1441 - Stratégie et subversion
N. Lygeros
Même si cela peut paraître quelque peu paradoxal, la stratégie nous enseigne qu’une défense trop bien menée finit par être nuisible à un niveau supérieur. Il est dommage que ce principe ne soit pas enseigné aux défenseurs des droits de l’Homme qui bien souvent s’enlisent dans des situations désespérées faute de ne pouvoir prendre la décision du repliement. Afin d’être plus clair, considérons un cas d’école.
Soit un groupe de résistants enclavés dans une attaque ennemie. S’il n’y a aucun moyen de leur venir en aide, l’ensemble de leur résistance est nuisible à l’ennemi. Par contre, s’il est possible de les aider sans pour autant les sauver alors leur résistance devient problématique pour leur propre camp qui va tenter par tous les moyens de les secourir. Le paradoxe, sur le plan humain c’est qu’il est nécessaire d’avoir une vision globale du problème pour prendre une décision orthodoxe selon la terminologie de la théorie des jeux. Car du point de vue local, il s’agit d’un véritable sacrifice. La conséquence pratique de ce principe, c’est qu’il existe une manière subversive de l’exploiter. Et l’application consiste à garder vivants des prisonniers.
C’est exactement cette manière de faire qu’utilise l’armée turque à Chypre. Elle permet la présence des enclavés chypriotes et maronites afin que l’ensemble des personnes qui ont des relations avec ces personnes soient tactiquement désactivées. Elles ne participent pas à la lutte pour la libération de l’île de Chypre car elles craignent pour leurs familles, leurs amis, leurs connaissances. En tant que tels ces villages d’enclavés ne représentent plus aucune valeur du point de vue stratégique. Leur valeur est uniquement symbolique pour les chypriotes et les maronites. Par contre pour l’armée d’occupation turque, ce sont des otages extrêmement utiles. Ils ne représentent aucun danger et engendrent des frictions au sein de la résistance.

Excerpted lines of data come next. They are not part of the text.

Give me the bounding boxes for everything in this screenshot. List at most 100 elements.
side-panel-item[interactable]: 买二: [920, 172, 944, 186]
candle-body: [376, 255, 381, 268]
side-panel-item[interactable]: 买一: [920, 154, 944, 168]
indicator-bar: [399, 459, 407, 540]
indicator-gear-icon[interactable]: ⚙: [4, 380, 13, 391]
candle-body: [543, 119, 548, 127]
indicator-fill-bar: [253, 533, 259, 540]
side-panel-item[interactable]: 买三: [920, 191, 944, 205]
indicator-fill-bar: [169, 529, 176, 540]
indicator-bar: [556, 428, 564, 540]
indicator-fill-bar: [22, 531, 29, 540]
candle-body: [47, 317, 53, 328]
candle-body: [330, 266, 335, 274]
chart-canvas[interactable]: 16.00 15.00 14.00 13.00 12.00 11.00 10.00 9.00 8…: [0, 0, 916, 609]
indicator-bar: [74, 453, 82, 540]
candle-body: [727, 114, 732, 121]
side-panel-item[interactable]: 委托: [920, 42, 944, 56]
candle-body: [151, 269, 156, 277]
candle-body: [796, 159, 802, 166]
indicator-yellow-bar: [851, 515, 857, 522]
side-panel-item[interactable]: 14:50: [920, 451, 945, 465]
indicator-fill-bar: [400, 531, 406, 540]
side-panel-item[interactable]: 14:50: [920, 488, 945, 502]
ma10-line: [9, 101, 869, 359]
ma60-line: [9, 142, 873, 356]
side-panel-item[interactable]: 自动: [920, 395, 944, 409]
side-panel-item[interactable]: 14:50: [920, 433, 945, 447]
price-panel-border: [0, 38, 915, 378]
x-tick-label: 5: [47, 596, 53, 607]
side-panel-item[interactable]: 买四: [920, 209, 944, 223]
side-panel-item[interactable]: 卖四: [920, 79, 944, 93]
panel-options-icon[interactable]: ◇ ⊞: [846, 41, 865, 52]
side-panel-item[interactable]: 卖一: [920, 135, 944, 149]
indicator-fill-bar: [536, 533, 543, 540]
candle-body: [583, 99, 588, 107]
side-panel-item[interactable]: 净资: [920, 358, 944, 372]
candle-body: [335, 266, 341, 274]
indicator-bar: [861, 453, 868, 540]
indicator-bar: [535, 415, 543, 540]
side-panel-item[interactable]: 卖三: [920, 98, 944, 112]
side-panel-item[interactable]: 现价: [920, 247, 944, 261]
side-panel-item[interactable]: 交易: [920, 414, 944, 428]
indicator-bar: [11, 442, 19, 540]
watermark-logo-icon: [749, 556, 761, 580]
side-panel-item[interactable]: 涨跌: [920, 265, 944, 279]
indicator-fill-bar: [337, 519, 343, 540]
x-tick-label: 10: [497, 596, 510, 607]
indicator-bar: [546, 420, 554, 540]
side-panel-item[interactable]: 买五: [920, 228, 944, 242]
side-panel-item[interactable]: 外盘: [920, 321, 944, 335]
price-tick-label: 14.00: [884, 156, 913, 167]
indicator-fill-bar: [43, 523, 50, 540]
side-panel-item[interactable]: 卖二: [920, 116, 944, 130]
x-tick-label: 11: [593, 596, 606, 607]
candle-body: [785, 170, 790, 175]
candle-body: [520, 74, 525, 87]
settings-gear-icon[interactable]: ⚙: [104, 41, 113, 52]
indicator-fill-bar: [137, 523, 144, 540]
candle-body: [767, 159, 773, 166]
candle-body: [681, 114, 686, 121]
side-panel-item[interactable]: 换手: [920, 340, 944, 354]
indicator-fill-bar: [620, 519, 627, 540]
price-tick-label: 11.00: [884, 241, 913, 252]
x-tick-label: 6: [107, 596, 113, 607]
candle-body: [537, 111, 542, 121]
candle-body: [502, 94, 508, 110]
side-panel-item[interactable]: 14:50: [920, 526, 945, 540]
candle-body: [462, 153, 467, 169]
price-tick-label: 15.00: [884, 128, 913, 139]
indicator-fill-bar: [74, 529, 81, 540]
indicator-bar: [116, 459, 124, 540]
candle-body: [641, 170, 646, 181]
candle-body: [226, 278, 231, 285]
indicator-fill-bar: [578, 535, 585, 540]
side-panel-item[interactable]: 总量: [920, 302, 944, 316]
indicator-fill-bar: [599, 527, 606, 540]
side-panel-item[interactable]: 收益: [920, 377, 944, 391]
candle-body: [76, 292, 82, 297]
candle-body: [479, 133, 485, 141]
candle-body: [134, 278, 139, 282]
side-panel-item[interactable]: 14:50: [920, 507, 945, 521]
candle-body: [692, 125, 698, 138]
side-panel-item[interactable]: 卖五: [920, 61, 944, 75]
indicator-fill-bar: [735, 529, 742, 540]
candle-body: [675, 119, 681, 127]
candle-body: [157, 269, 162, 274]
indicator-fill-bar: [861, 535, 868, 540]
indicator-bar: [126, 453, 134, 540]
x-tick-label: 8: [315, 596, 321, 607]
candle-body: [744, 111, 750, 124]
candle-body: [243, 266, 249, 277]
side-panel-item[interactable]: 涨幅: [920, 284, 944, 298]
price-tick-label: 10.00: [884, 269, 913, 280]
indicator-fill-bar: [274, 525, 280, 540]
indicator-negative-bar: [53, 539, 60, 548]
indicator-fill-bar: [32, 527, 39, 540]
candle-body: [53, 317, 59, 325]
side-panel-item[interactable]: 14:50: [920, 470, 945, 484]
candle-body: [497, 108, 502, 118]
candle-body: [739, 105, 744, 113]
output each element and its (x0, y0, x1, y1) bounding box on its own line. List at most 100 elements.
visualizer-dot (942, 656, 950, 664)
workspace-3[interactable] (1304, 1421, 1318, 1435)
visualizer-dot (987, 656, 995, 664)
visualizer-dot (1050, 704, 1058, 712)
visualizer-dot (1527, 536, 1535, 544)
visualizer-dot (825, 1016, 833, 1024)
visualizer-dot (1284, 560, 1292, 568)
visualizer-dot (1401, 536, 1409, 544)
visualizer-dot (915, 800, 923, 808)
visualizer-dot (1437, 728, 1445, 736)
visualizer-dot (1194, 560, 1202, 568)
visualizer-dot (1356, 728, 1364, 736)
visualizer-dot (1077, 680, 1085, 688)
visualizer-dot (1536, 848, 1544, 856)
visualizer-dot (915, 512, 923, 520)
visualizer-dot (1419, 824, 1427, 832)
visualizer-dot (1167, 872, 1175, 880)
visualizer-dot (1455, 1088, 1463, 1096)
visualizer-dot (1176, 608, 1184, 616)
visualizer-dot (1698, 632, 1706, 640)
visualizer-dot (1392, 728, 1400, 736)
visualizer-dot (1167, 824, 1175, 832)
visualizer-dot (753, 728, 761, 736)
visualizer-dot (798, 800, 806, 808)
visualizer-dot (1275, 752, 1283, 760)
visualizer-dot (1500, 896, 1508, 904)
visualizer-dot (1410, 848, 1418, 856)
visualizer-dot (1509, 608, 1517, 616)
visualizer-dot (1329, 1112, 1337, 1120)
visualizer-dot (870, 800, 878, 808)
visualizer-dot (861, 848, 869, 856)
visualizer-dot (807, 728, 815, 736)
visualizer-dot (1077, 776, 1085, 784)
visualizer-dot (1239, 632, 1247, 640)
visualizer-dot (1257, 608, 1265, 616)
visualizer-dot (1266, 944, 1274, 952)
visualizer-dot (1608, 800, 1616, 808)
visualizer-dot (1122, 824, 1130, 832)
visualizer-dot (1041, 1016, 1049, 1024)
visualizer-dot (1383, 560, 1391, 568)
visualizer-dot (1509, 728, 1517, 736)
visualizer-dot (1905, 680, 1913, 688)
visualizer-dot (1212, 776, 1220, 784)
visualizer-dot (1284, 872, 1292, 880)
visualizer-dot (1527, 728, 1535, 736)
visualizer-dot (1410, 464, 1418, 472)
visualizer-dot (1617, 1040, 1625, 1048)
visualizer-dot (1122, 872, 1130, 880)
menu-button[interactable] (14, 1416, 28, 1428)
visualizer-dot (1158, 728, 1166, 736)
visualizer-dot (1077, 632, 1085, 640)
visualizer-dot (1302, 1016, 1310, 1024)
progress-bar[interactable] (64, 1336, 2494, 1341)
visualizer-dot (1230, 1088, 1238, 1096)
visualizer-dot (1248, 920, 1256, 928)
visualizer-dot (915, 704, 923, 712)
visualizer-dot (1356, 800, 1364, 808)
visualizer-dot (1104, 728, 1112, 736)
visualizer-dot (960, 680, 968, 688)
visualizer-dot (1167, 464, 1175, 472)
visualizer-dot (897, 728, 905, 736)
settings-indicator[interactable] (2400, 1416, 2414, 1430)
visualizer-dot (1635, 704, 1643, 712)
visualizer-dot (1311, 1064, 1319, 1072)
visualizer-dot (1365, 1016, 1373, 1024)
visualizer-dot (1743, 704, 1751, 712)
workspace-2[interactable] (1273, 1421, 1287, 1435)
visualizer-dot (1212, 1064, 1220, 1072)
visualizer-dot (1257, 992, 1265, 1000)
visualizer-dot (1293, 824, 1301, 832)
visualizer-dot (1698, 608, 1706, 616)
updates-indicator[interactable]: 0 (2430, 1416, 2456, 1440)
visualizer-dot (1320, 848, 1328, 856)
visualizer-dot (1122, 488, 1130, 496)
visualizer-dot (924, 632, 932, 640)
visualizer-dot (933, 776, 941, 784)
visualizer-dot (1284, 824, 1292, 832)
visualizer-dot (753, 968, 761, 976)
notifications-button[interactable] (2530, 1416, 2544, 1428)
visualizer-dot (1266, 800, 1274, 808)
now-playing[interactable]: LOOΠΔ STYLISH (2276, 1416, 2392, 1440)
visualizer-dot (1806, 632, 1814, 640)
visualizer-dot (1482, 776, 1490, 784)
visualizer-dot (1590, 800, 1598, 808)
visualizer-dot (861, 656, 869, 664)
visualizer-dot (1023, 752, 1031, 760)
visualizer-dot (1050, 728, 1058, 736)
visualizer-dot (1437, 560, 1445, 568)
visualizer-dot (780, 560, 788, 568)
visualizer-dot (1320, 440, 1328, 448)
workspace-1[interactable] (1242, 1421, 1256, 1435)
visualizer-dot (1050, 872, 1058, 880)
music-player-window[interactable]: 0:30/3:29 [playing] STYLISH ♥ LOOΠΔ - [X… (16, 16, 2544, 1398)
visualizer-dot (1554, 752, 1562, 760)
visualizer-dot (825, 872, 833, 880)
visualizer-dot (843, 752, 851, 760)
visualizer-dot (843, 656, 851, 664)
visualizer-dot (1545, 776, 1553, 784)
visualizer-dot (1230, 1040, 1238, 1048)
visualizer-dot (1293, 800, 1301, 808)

C’est le même type de procédé subversif qui est exploité avec les Grecs qui se trouvent enclavés à Imvros, Ténédos et Constantinople depuis les accords de Lausanne. A une plus grande échelle, nous avons la partie occupée de l’Arménie et bien évidemment le peuple Kurde qui n’a même pas de territoire. Ce type de subversion ne peut être contrecarré de manière classique. Au contraire, ces situations peuvent être détournées dans un cadre plus vaste et cohérent qui regroupe cet ensemble de contextes spécifiques afin d’obtenir un véritable changement dans la politique expansive et impérialiste de Turquie.